Im Land des Lächelns: "Der Freischütz" feiert Premiere auf der Felsenbühne Rathen
Von Lutz Stordel
Rathen - Die Premiere am Freitag, dem 23. Juni, musste schlechten Wetters wegen nach der Wolfsschluchtszene abgebrochen werden. Einen Tag später ging alles klar, die Neuinszenierung von Webers Oper "Der Freischütz" in Regie von Landesbühnen-Intendant Manuel Schöbel (62) auf der neuen Felsenbühne Rathen konnte durchgespielt werden.
Oper Open Air kann manches nicht sein: ein musikalisch filigranes Ereignis, das gibt der Ort nicht her.
Szenisches Experimentieren, dies erwartet das Publikum nicht. Und wenn der Freischütz auf der Felsenbühne ballert, muss auch kein szenisches Feuerwerk herauskommen. Dass Webers Oper dann nahe an der Operette chargiert, aber auch nicht.
Was haben diese Brautjungfern nur Backstage genommen: Lachgas? Jedenfalls sind die Mädels eher vom "Land des Lächelns" hereingeschwebt.
Gute Miene zum bösen Spiel? Nein, Doppelbödigkeit ist nicht die Basis der neuen Freischütz-Produktion.

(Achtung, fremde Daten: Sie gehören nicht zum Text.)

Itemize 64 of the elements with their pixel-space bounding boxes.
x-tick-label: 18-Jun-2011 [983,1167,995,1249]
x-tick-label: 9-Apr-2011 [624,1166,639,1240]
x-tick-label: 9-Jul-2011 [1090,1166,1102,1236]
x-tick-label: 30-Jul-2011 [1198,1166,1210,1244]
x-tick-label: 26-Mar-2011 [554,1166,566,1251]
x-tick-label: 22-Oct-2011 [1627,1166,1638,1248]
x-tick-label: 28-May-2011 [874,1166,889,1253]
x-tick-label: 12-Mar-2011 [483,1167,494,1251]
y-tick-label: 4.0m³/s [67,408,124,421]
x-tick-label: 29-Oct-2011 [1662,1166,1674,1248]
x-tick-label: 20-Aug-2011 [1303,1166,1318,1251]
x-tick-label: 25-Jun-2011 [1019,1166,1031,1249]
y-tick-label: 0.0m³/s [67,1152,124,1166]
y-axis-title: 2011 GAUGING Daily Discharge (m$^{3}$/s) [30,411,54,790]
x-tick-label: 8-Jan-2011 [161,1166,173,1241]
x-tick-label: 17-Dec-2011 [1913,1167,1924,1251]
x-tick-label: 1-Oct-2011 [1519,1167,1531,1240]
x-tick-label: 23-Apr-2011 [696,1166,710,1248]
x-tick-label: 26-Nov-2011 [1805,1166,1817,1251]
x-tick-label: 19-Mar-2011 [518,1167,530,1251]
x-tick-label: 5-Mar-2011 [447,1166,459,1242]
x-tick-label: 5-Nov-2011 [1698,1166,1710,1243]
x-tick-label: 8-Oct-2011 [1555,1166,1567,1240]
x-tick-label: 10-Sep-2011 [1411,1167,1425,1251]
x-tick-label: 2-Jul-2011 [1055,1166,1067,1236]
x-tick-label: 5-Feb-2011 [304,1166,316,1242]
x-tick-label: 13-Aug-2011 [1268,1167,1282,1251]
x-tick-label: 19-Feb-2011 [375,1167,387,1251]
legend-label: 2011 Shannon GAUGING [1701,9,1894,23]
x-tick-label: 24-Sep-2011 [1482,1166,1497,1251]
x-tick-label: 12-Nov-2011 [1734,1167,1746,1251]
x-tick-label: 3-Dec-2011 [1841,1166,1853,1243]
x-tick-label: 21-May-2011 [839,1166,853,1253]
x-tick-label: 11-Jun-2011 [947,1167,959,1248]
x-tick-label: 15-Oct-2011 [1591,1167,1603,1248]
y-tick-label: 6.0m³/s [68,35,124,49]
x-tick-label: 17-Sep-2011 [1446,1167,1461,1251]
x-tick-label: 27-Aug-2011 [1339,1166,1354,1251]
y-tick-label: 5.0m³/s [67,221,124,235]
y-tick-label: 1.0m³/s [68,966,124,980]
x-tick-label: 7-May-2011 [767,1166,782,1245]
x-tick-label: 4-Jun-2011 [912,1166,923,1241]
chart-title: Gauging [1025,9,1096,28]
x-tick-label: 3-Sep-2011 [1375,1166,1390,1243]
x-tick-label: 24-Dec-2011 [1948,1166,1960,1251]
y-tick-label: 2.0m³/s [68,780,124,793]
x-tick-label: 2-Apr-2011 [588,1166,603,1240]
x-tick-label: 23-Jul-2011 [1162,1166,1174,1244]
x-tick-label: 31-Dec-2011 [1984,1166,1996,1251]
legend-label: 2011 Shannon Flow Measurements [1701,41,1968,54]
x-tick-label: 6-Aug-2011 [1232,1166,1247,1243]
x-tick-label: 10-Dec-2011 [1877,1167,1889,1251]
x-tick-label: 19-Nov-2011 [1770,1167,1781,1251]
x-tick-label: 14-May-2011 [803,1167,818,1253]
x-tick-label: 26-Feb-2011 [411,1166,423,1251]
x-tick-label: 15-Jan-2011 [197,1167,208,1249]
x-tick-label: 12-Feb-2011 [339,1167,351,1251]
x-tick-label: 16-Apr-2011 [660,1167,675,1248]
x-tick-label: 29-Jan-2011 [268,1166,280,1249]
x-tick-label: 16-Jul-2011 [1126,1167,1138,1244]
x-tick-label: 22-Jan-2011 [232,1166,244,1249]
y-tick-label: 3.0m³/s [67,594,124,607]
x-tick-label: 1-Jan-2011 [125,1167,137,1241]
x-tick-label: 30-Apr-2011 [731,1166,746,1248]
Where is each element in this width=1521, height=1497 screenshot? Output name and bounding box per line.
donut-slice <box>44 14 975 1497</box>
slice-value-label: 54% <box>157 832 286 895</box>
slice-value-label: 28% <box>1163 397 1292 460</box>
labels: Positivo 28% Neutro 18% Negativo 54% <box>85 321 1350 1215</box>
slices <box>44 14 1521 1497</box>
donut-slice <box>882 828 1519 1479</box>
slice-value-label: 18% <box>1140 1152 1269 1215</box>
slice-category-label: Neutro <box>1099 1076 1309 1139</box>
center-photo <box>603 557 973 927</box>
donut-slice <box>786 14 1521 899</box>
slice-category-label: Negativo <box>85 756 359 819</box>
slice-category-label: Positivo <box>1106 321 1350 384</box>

Szenischer Hingucker: der teuflische Samiel, verkleidet als "Edward mit den Scherenhänden", eskortiert von vier spinnenartigen Begleitern.
Und wann gab es bei Weber schon einmal Pferde? Effektvoll und bedrohlich eingesetzt in der Wolfsschluchtszene, wenn die befackelte Reiterin durch den Graben rast.
Die goldene Mitte?
Leider vergeht bis zur Wolfsschluchtszene über eine Stunde. Auf der Uhr. Gefühlt sind es mindestens drei.
Wenn die Dämmerung noch nicht eingesetzt hat, wenn Lichteffekte keine Chance haben - und das alberne Libretto von Friedrich Kind die Handlung bremst, dann zieht sich der Abend auf der kargen Bühne doch recht in die Länge.
Ok: Kuno hat einen Rollator, es gibt etwas derbe Gesten, aber Rathen ist nun auch kein Pilgerort für Freunde des Kammerspiels.
Wer weit weg von der Szene sitzt, muss schließlich auch noch etwas mitbekommen.
Die Wahl des Sitzplatzes: nicht unerheblich für das Theatererlebnis. In den rechten Blöcken stimmt weder Akustik noch Blickwinkel. Lieber mittige Plätze kaufen.
Und auf denen wird sie dann sichtbar, nach der Pause, die Theatermagie. Wenn die Kugeln gegossen werden.
„Freischütz“ in Rathen: Der abgeschaffte Probeschuss
Schon als Kind hat der Rezensent hier den "Freischütz" gesehen, in den Siebzigern des letzten Jahrhunderts.
Als Erinnerung ist nur diese Szene geblieben, und nur wegen dieser gehört Webers Oper zu Rathen. Und vielleicht überhaupt noch auf Spielpläne. Und diese Szene hat das Ensemble wieder gemeistert: rauchig, knallig, bunt. Einfach stark.
Aber vieles plätschert dahin, das Orchester ist mitunter leiser als die Bässe der Techno-Freaks, die in irgendeiner nahegelegenen Boofe auf Party geschaltet haben.
Selbst die Amseln mischen sich in manche Dialoge ein. Der Abend, wenig spannungsgeladen, mitunter etwas oberflächlich und harmoniesüchtig. Aber das Werk geht ja auch gut aus.
Der Probeschuss wird abgeschafft, eigentlich.
Aber Samiel und seine dienende Wirtin rekrutieren im Finale neue Spinnenwesen - was auch notwendig ist: "Der Freischütz" steht in dieser Saison noch sechsmal auf dem Spielplan.